Under the measures, emergency services such as intensive care unit and casualty services should not be interrupted. This means that nurses and doctors assigned to those units could not go on strike.

HSB chairperson Paulinus Sikosana yesterday, however, said the workers’ grievances had been addressed.

“Their issues have been addressed,” Sikosana told NewsDay.

Health deputy minister John Mangwiro’s mobile phone rang unanswered while Information minister Monica Mutsvangwa said she was in a meeting last night.

Health ministry spokesperson Donald Mujiri was also not answering his phone.

The health workers said they were not on strike, but incapacitated to report for duty.

“We are not on strike. We have duties as health workers and these duties are strenuous and those duties for some time health workers were subsiding government. It is the responsibility of government to make sure that healthy workers are taken care of,” Zina president Enock Dongo said.

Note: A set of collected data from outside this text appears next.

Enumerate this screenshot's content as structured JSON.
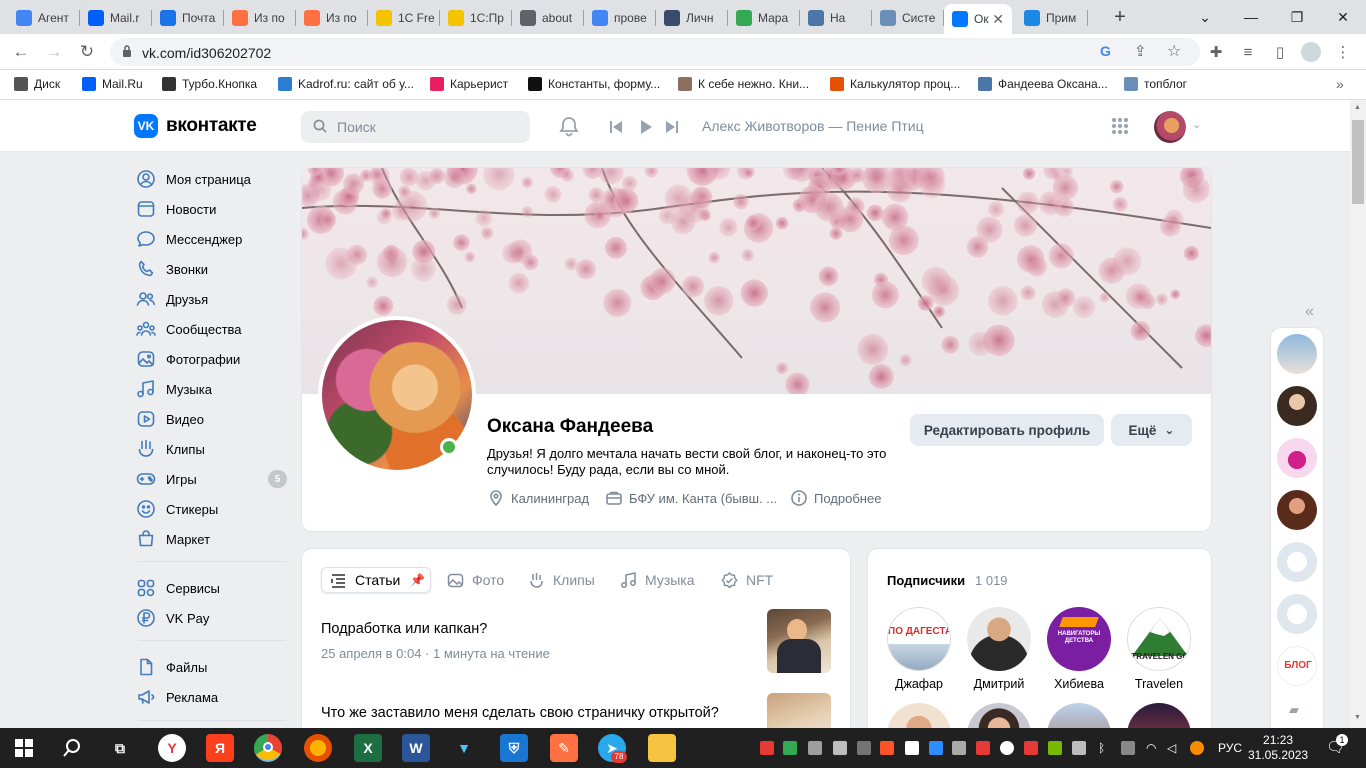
{
  "browser": {
    "tabs": [
      {
        "label": "Агент",
        "icon": "google-icon",
        "color": "#4285f4"
      },
      {
        "label": "Mail.r",
        "icon": "mailru-icon",
        "color": "#005ff9"
      },
      {
        "label": "Почта",
        "icon": "mail-icon",
        "color": "#1a73e8"
      },
      {
        "label": "Из по",
        "icon": "dzen-icon",
        "color": "#ff7043"
      },
      {
        "label": "Из по",
        "icon": "dzen-icon",
        "color": "#ff7043"
      },
      {
        "label": "1С Fre",
        "icon": "1c-icon",
        "color": "#f5c400"
      },
      {
        "label": "1С:Пр",
        "icon": "1c-icon",
        "color": "#f5c400"
      },
      {
        "label": "about",
        "icon": "globe-icon",
        "color": "#5f6368"
      },
      {
        "label": "прове",
        "icon": "google-icon",
        "color": "#4285f4"
      },
      {
        "label": "Личн",
        "icon": "shield-icon",
        "color": "#3a4a6b"
      },
      {
        "label": "Мара",
        "icon": "drive-icon",
        "color": "#34a853"
      },
      {
        "label": "На",
        "icon": "vk-blog-icon",
        "color": "#4a76a8"
      },
      {
        "label": "Систе",
        "icon": "rcb-icon",
        "color": "#6b8fb8"
      },
      {
        "label": "Ок",
        "icon": "vk-icon",
        "color": "#0077ff"
      },
      {
        "label": "Прим",
        "icon": "edge-icon",
        "color": "#1e88e5"
      }
    ],
    "active_tab_index": 13,
    "new_tab": "+",
    "url": "vk.com/id306202702",
    "bookmarks": [
      {
        "label": "Диск",
        "color": "#555"
      },
      {
        "label": "Mail.Ru",
        "color": "#005ff9"
      },
      {
        "label": "Турбо.Кнопка",
        "color": "#333"
      },
      {
        "label": "Kadrof.ru: сайт об у...",
        "color": "#2b7cd3"
      },
      {
        "label": "Карьерист",
        "color": "#e91e63"
      },
      {
        "label": "Константы, форму...",
        "color": "#111"
      },
      {
        "label": "К себе нежно. Кни...",
        "color": "#8d6e63"
      },
      {
        "label": "Калькулятор проц...",
        "color": "#e65100"
      },
      {
        "label": "Фандеева Оксана...",
        "color": "#4a76a8"
      },
      {
        "label": "топблог",
        "color": "#6b8fb8"
      }
    ]
  },
  "vk": {
    "logo_text": "вконтакте",
    "logo_mark": "VK",
    "search_placeholder": "Поиск",
    "now_playing": "Алекс Животворов — Пение Птиц",
    "accent": "#0077ff",
    "sidebar": [
      {
        "label": "Моя страница",
        "icon": "user-circle-icon"
      },
      {
        "label": "Новости",
        "icon": "news-icon"
      },
      {
        "label": "Мессенджер",
        "icon": "message-icon"
      },
      {
        "label": "Звонки",
        "icon": "phone-icon"
      },
      {
        "label": "Друзья",
        "icon": "friends-icon"
      },
      {
        "label": "Сообщества",
        "icon": "communities-icon"
      },
      {
        "label": "Фотографии",
        "icon": "photo-icon"
      },
      {
        "label": "Музыка",
        "icon": "music-icon"
      },
      {
        "label": "Видео",
        "icon": "video-icon"
      },
      {
        "label": "Клипы",
        "icon": "clips-icon"
      },
      {
        "label": "Игры",
        "icon": "gamepad-icon",
        "badge": "5"
      },
      {
        "label": "Стикеры",
        "icon": "smile-icon"
      },
      {
        "label": "Маркет",
        "icon": "bag-icon"
      },
      {
        "label": "Сервисы",
        "icon": "services-icon"
      },
      {
        "label": "VK Pay",
        "icon": "vkpay-icon"
      },
      {
        "label": "Файлы",
        "icon": "file-icon"
      },
      {
        "label": "Реклама",
        "icon": "megaphone-icon"
      }
    ],
    "profile": {
      "name": "Оксана Фандеева",
      "status": "Друзья! Я долго мечтала начать вести свой блог, и наконец-то это случилось! Буду рада, если вы со мной.",
      "city": "Калининград",
      "education": "БФУ им. Канта (бывш. ...",
      "details": "Подробнее",
      "edit_button": "Редактировать профиль",
      "more_button": "Ещё"
    },
    "content_tabs": [
      "Статьи",
      "Фото",
      "Клипы",
      "Музыка",
      "NFT"
    ],
    "articles": [
      {
        "title": "Подработка или капкан?",
        "meta": "25 апреля в 0:04 · 1 минута на чтение"
      },
      {
        "title": "Что же заставило меня сделать свою страничку открытой?",
        "meta": ""
      }
    ],
    "followers": {
      "title": "Подписчики",
      "count": "1 019",
      "items": [
        {
          "name": "Джафар",
          "avatar_text": "ПО ДАГЕСТАНУ"
        },
        {
          "name": "Дмитрий",
          "avatar_text": ""
        },
        {
          "name": "Хибиева",
          "avatar_text": "НАВИГАТОРЫ ДЕТСТВА"
        },
        {
          "name": "Travelen",
          "avatar_text": "TRAVELEN GO"
        }
      ]
    },
    "mini_badge": "БЛОГ"
  },
  "taskbar": {
    "time": "21:23",
    "date": "31.05.2023",
    "lang": "РУС",
    "telegram_badge": "78",
    "notif_badge": "1"
  }
}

Zimbabwe Professional Nurses’ Union president Robert Chiduku added: “Government has ignored health workers for the past two years and that constitutes negligence on the part of government. The way forward is for the government to pay US dollar salaries to healthcare workers.”

The latest strike action came at a time when the sector had been hit by a mass exodus of health professionals to countries such as the United Kingdom, South Africa, Botswana and Australia.

Health experts said the job action by health workers would have “serious repercussions on ordinary people’s health”.

“Health workers accept that they should not put their patients at risk by engaging in industrial action, but they also feel strongly that there must be a speedy, fair and impartial procedure for resolving disputes. Long-standing grievances simply should not be allowed to build up,” Community Working Group on Health executive director Itai Rusike said.

“The withdrawal of night duties could have serious repercussions on ordinary people’s health, including avoidable and preventable deaths.  We call upon nurses and the government to engage in a serious and honest dialogue for the sake of the suffering patients.”

In 2018, Chiwenga fired thousands of nurses who went on strike following a salary deadlock. Newsday.